Ripretinib, a novel, switch-control kinase inhibitor, is indicated for the treatment of adult patients with advanced GIST who have received prior treatment with three or more kinase inhibitors, including imatinib (Gleevec).
UNIQUE CHALLENGES
Sarcoma patients also experience a number of special challenges throughout their treatment journey. For one, there are a limited number of sarcoma specialized centers as well as sarcoma pathologists.
“Sarcoma diagnoses are challenging to analyze even at sarcoma centers, and in certain cases, the diagnosis changes,” said Ms. Singh. “If patients want to be treated at one of these specialized centers, they may have financial barriers in seeking treatment or even evaluation at a sarcoma center.”
“This is not to say that patients cannot be treated in a nonspecialized center or by community oncologists,” Ms. Singh continued, “but some providers may have concerns in administering certain regimens safely due to the greater risks for neutropenic fever or cardiotoxicity, for example.”
Sarcoma patients may also face challenges due to limited staffing, clinic hours, or accessibility to hospitals that are familiar with treating complications associated with sarcoma therapies. According to Ms. Singh, it is essential to have lab monitoring and symptom assessment followed closely. In addition, the sarcoma centers need to be aware of any outside emergent imaging or changes in dosage or administration of therapy by the local facility.
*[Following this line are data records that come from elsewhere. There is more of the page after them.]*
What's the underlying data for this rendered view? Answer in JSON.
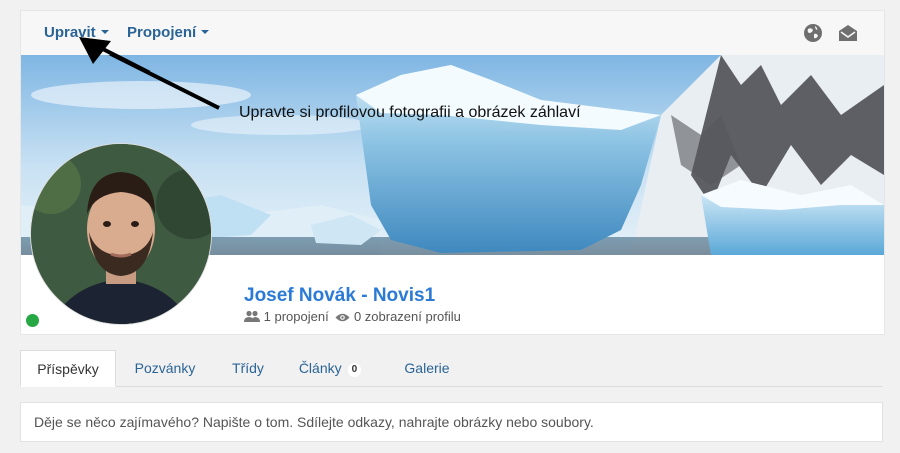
{
  "topnav": {
    "edit_label": "Upravit",
    "connections_label": "Propojení"
  },
  "banner": {
    "hint": "Upravte si profilovou fotografii a obrázek záhlaví"
  },
  "profile": {
    "name": "Josef Novák - Novis1",
    "connections": "1 propojení",
    "views": "0 zobrazení profilu",
    "online_color": "#28a745"
  },
  "tabs": [
    {
      "label": "Příspěvky",
      "active": true
    },
    {
      "label": "Pozvánky"
    },
    {
      "label": "Třídy"
    },
    {
      "label": "Články",
      "badge": "0"
    },
    {
      "label": "Galerie"
    }
  ],
  "composer": {
    "placeholder": "Děje se něco zajímavého? Napište o tom. Sdílejte odkazy, nahrajte obrázky nebo soubory."
  },
  "icons": {
    "globe": "globe-icon",
    "mail": "envelope-open-icon"
  },
  "colors": {
    "link": "#2a6496",
    "name": "#2a7ad6"
  }
}
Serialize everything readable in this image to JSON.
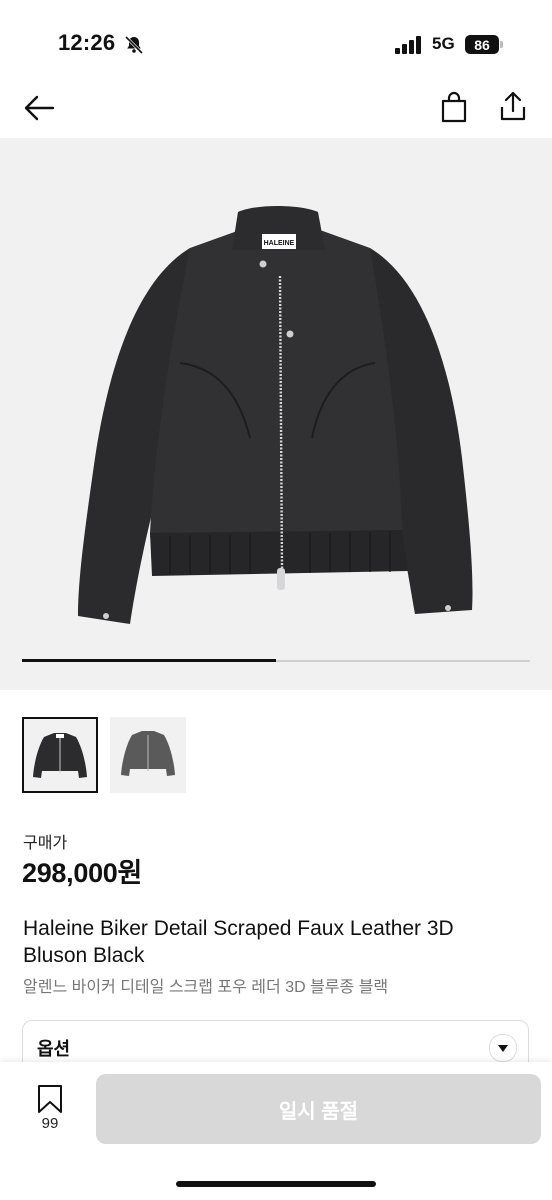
{
  "status_bar": {
    "time": "12:26",
    "network": "5G",
    "battery": "86"
  },
  "nav": {
    "back_icon": "arrow-left-icon",
    "bag_icon": "shopping-bag-icon",
    "share_icon": "share-icon"
  },
  "gallery": {
    "brand_tag": "HALEINE",
    "image_progress": 0.5,
    "thumbnails": [
      "black-jacket",
      "grey-jacket"
    ]
  },
  "product": {
    "price_label": "구매가",
    "price": "298,000원",
    "title": "Haleine Biker Detail Scraped Faux Leather 3D Bluson Black",
    "subtitle": "알렌느 바이커 디테일 스크랩 포우 레더 3D 블루종 블랙"
  },
  "options": {
    "label": "옵션"
  },
  "bottom": {
    "bookmark_count": "99",
    "cta_label": "일시 품절"
  },
  "colors": {
    "accent": "#111111",
    "disabled_button": "#d8d8d8",
    "hero_bg": "#f1f1f1"
  }
}
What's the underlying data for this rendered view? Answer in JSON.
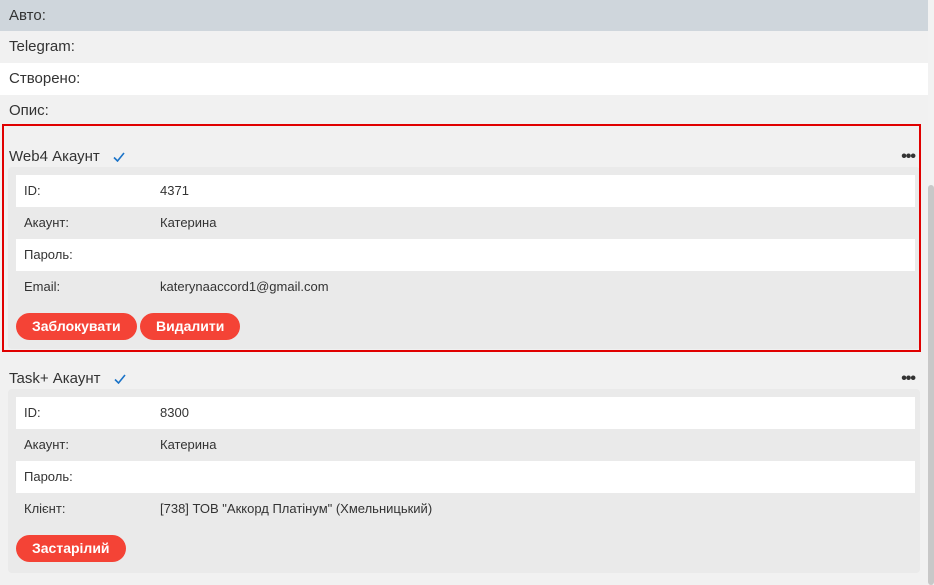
{
  "profile": {
    "rows": [
      {
        "label": "Авто:"
      },
      {
        "label": "Telegram:"
      },
      {
        "label": "Створено:"
      },
      {
        "label": "Опис:"
      }
    ]
  },
  "accounts": [
    {
      "title": "Web4 Акаунт",
      "verified_icon": "check-icon",
      "menu_label": "•••",
      "fields": [
        {
          "label": "ID:",
          "value": "4371"
        },
        {
          "label": "Акаунт:",
          "value": "Катерина"
        },
        {
          "label": "Пароль:",
          "value": ""
        },
        {
          "label": "Email:",
          "value": "katerynaaccord1@gmail.com"
        }
      ],
      "buttons": [
        {
          "label": "Заблокувати"
        },
        {
          "label": "Видалити"
        }
      ]
    },
    {
      "title": "Task+ Акаунт",
      "verified_icon": "check-icon",
      "menu_label": "•••",
      "fields": [
        {
          "label": "ID:",
          "value": "8300"
        },
        {
          "label": "Акаунт:",
          "value": "Катерина"
        },
        {
          "label": "Пароль:",
          "value": ""
        },
        {
          "label": "Клієнт:",
          "value": "[738] ТОВ \"Аккорд Платінум\" (Хмельницький)"
        }
      ],
      "buttons": [
        {
          "label": "Застарілий"
        }
      ]
    }
  ],
  "colors": {
    "accent_button": "#f44336",
    "highlight_border": "#e00000",
    "check": "#1a73c8"
  }
}
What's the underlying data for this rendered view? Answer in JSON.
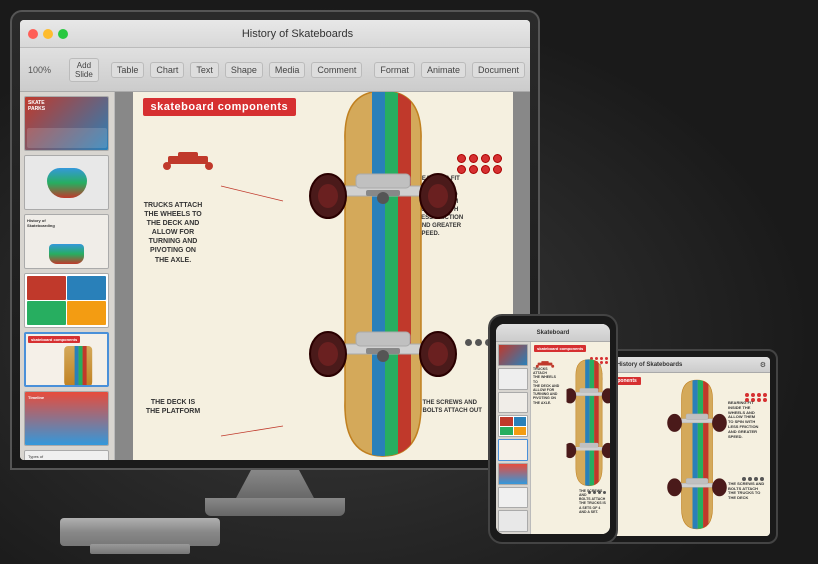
{
  "app": {
    "title": "History of Skateboards",
    "toolbar": {
      "buttons": [
        "Table",
        "Chart",
        "Text",
        "Shape",
        "Media",
        "Comment"
      ]
    },
    "slide_title": "skateboard components",
    "labels": {
      "trucks": "TRUCKS ATTACH\nTHE WHEELS TO\nTHE DECK AND\nALLOW FOR\nTURNING AND\nPIVOTING ON\nTHE AXLE.",
      "bearings": "BEARINGS FIT\nINSIDE THE\nWHEELS AND\nALLOW THEM\nTO SPIN WITH\nLESS FRICTION\nAND GREATER\nSPEED.",
      "deck": "THE DECK IS\nTHE PLATFORM",
      "screws": "THE SCREWS AND\nBOLTS ATTACH OUT"
    },
    "toolbar_right": [
      "Format",
      "Animate",
      "Document"
    ],
    "zoom": "100%"
  },
  "slides": [
    {
      "id": 1,
      "active": false
    },
    {
      "id": 2,
      "active": false
    },
    {
      "id": 3,
      "active": false
    },
    {
      "id": 4,
      "active": false
    },
    {
      "id": 5,
      "active": true
    },
    {
      "id": 6,
      "active": false
    },
    {
      "id": 7,
      "active": false
    },
    {
      "id": 8,
      "active": false
    }
  ],
  "tablet": {
    "title": "History of Skateboards"
  },
  "phone": {
    "title": "Skateboard"
  }
}
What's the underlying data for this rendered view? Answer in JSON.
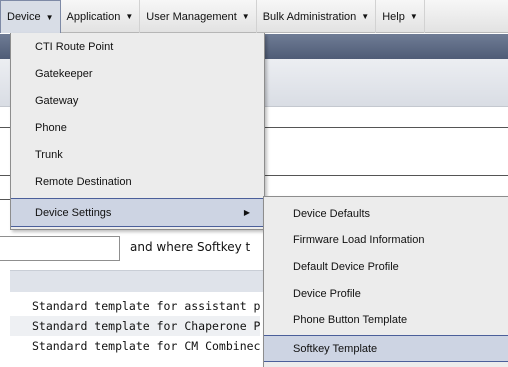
{
  "menubar": {
    "items": [
      {
        "label": "Device",
        "caret": "▼"
      },
      {
        "label": "Application",
        "caret": "▼"
      },
      {
        "label": "User Management",
        "caret": "▼"
      },
      {
        "label": "Bulk Administration",
        "caret": "▼"
      },
      {
        "label": "Help",
        "caret": "▼"
      }
    ]
  },
  "device_menu": {
    "items": [
      {
        "label": "CTI Route Point"
      },
      {
        "label": "Gatekeeper"
      },
      {
        "label": "Gateway"
      },
      {
        "label": "Phone"
      },
      {
        "label": "Trunk"
      },
      {
        "label": "Remote Destination"
      },
      {
        "label": "Device Settings",
        "arrow": "▶"
      }
    ]
  },
  "device_settings_submenu": {
    "items": [
      {
        "label": "Device Defaults"
      },
      {
        "label": "Firmware Load Information"
      },
      {
        "label": "Default Device Profile"
      },
      {
        "label": "Device Profile"
      },
      {
        "label": "Phone Button Template"
      },
      {
        "label": "Softkey Template"
      }
    ]
  },
  "background_page": {
    "filter_text": "and where Softkey t",
    "rows": [
      "Standard template for assistant phc",
      "Standard template for Chaperone Pl",
      "Standard template for CM Combinec"
    ]
  }
}
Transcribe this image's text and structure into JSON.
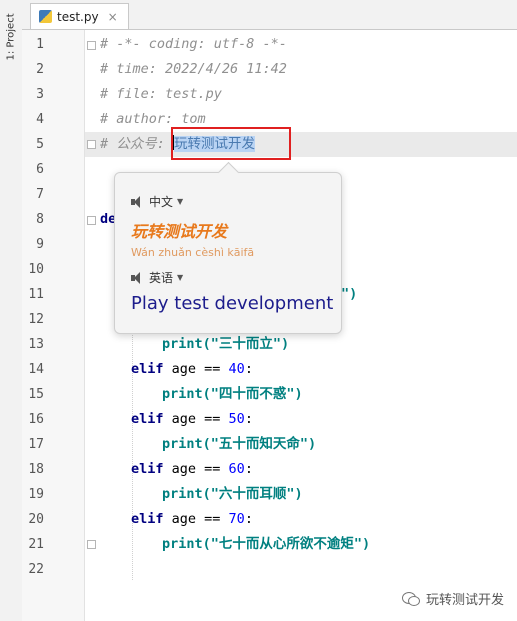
{
  "sidebar": {
    "project_tab": "1: Project"
  },
  "tabs": [
    {
      "label": "test.py"
    }
  ],
  "editor": {
    "lines": [
      {
        "n": "1"
      },
      {
        "n": "2"
      },
      {
        "n": "3"
      },
      {
        "n": "4"
      },
      {
        "n": "5"
      },
      {
        "n": "6"
      },
      {
        "n": "7"
      },
      {
        "n": "8"
      },
      {
        "n": "9"
      },
      {
        "n": "10"
      },
      {
        "n": "11"
      },
      {
        "n": "12"
      },
      {
        "n": "13"
      },
      {
        "n": "14"
      },
      {
        "n": "15"
      },
      {
        "n": "16"
      },
      {
        "n": "17"
      },
      {
        "n": "18"
      },
      {
        "n": "19"
      },
      {
        "n": "20"
      },
      {
        "n": "21"
      },
      {
        "n": "22"
      }
    ],
    "code": {
      "l1": "# -*- coding: utf-8 -*-",
      "l2": "# time: 2022/4/26 11:42",
      "l3": "# file: test.py",
      "l4": "# author: tom",
      "l5_prefix": "# 公众号: ",
      "l5_selected": "玩转测试开发",
      "l8": "de",
      "l11_tail": "\")",
      "l13": "print(\"三十而立\")",
      "l14_kw": "elif",
      "l14_rest": " age == ",
      "l14_num": "40",
      "l14_colon": ":",
      "l15": "print(\"四十而不惑\")",
      "l16_kw": "elif",
      "l16_rest": " age == ",
      "l16_num": "50",
      "l16_colon": ":",
      "l17": "print(\"五十而知天命\")",
      "l18_kw": "elif",
      "l18_rest": " age == ",
      "l18_num": "60",
      "l18_colon": ":",
      "l19": "print(\"六十而耳顺\")",
      "l20_kw": "elif",
      "l20_rest": " age == ",
      "l20_num": "70",
      "l20_colon": ":",
      "l21": "print(\"七十而从心所欲不逾矩\")",
      "print_fn": "print"
    }
  },
  "translation_popup": {
    "source_lang": "中文",
    "source_word": "玩转测试开发",
    "pinyin": "Wán zhuǎn cèshì kāifā",
    "target_lang": "英语",
    "translation": "Play test development"
  },
  "watermark": {
    "text": "玩转测试开发"
  }
}
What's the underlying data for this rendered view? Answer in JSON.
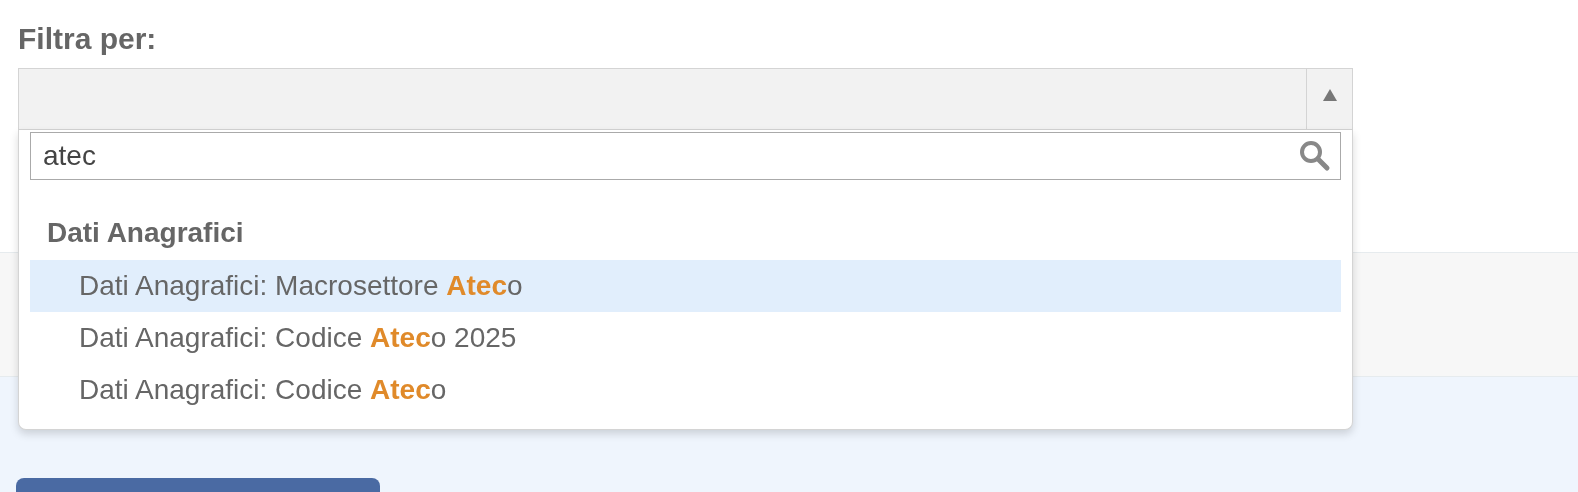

“Patients need integration of family and social support during these times because they are very vulnerable and not well enough for self-care,” said Ms. Singh, who noted that many patients undergo multiple modalities of treatment, including surgery, radiation, and chemotherapy, and endure a treatment course that often has no clear endpoint. “Having someone observe changes in the patient, who may be overwhelmed, could lead to less interruption or early abandonment of treatment.”
“It’s also critical to help set up the outlook that treatment is not a sprint but actually a marathon,” she added. Patients need motivation to remain adherent to their regimens, “especially those who have predicted good outcome,” said Ms. Singh.
Patients whose treatments have failed multiple lines of therapy, on the other hand, must deal with end-of-life issues such as guilt, and ultimately, the discussion must turn to the difference between extension and quality of life.
“This is true for other cancer types, but in sarcoma, these issues are more apparent, more frequent, and more intense,” said Ms. Singh.
Lastly, genetic testing for both patients and biological family members is a key discussion point. For example, sarcoma is considered a core cancer in Li Fraumeni syndrome, and patients affected by this syndrome have an increased lifetime cancer risk up to 90%.
“There are many points of consideration for referring a sarcoma patient to a geneticist, including the age of onset, multiple primary malignancies, or family history of core cancers or childhood cancers,” said Ms. Singh. “However, it isn’t automatically recommended for all sarcoma patients.”
Footnotes
Ms. Joseph has served on the speakers bureau for Deciphera. Ms. Singh had no conflicts of interest to disclose.